Salama raises other issues too. “I’m sure that there will be specific company reasons which I’m not aware of, but generally I would say that the bigger companies:
a) have the biggest client budgets and have been the focus of procurement cuts, especially amongst the multinational CPG companies,
b) have been seen as slower than start-ups,
c) have been more focused on multinationals rather than local companies.
For our part we have made huge strides in making our offers relevant and compelling for local companies, amongst whom we now see fast growth, and in behaving like start-ups in our speed and agility. We’ve got a way to go on the latter but as the example of Marketplace shows, we are getting there. I’m more optimistic for our industry and for Kantar than I’ve ever been.”
Focus on client impact, understand how much pressure our clients are under and how much we need to speed up and simplify
Three wishes
Asked which three wishes he would have for the research and insights sector, he answers: “Focus on client impact, understand how much pressure our clients are under and how much we need to speed up and simplify; you know so much more about how to help clients grow than consultants but aren’t as revered as them – do something about it!”

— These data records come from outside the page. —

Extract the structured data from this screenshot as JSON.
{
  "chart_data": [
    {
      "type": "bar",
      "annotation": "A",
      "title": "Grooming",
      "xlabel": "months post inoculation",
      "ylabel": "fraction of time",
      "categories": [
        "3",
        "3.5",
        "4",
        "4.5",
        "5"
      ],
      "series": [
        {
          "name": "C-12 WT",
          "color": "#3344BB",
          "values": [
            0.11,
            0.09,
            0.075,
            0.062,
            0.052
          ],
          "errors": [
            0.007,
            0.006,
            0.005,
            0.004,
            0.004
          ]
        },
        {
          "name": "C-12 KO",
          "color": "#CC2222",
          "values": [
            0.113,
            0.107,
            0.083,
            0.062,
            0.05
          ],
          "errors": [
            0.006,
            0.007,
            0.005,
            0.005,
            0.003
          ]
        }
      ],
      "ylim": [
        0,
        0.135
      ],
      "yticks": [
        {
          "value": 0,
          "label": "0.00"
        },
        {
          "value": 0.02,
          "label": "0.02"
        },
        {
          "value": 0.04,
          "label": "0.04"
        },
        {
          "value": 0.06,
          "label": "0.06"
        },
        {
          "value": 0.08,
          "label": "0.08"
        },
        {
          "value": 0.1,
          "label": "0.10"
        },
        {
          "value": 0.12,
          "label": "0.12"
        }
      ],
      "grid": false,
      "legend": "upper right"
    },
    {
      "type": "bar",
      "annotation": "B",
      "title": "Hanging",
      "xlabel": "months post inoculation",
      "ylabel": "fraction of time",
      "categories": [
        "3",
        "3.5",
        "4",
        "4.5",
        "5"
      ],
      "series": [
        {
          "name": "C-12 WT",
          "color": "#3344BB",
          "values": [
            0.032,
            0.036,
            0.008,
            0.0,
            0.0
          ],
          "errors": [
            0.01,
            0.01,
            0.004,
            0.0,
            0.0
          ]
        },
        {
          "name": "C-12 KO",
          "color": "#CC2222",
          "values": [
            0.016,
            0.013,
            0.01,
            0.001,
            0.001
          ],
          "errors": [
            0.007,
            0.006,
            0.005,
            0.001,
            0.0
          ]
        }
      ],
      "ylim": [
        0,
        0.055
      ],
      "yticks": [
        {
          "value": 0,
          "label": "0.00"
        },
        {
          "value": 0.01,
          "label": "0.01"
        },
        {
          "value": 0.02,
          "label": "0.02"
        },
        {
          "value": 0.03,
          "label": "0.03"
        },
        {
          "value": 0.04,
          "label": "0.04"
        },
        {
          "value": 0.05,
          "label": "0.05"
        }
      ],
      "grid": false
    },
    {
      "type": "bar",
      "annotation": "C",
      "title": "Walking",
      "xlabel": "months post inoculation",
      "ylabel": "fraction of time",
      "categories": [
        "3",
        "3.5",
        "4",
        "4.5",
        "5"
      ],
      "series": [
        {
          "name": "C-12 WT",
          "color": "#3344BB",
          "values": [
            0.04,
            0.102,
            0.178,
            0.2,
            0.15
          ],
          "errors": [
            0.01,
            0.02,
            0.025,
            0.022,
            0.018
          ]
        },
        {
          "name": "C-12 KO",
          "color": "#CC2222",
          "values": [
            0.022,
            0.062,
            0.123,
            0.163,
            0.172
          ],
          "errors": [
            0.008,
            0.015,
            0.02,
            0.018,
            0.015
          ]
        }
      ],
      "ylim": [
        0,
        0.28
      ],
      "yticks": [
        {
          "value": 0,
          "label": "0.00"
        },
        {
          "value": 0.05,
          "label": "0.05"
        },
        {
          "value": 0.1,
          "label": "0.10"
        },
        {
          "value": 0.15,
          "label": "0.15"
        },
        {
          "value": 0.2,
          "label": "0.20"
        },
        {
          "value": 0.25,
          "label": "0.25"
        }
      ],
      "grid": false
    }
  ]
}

Finally, on a personal note, Eric went through a horrifying ordeal earlier this year in London, when he was stabbed in an unprovoked attack. Thankfully, he is fully recuperated but it did put things in perspective for the Kantar boss. “I feel very lucky. It could have been a lot worse. I’m fine, fully recovered and back to playing football and cycling and travelling normally. It was a scary experience to be lying on the ground and thinking you might die but it was heart-warming to feel the love from so many people, some of whom I hadn’t seen for ages. And being in a major trauma ward for a week simply reinforced my view that I’m extremely lucky and that there are lots of other people going through much more hardship than I ever have.”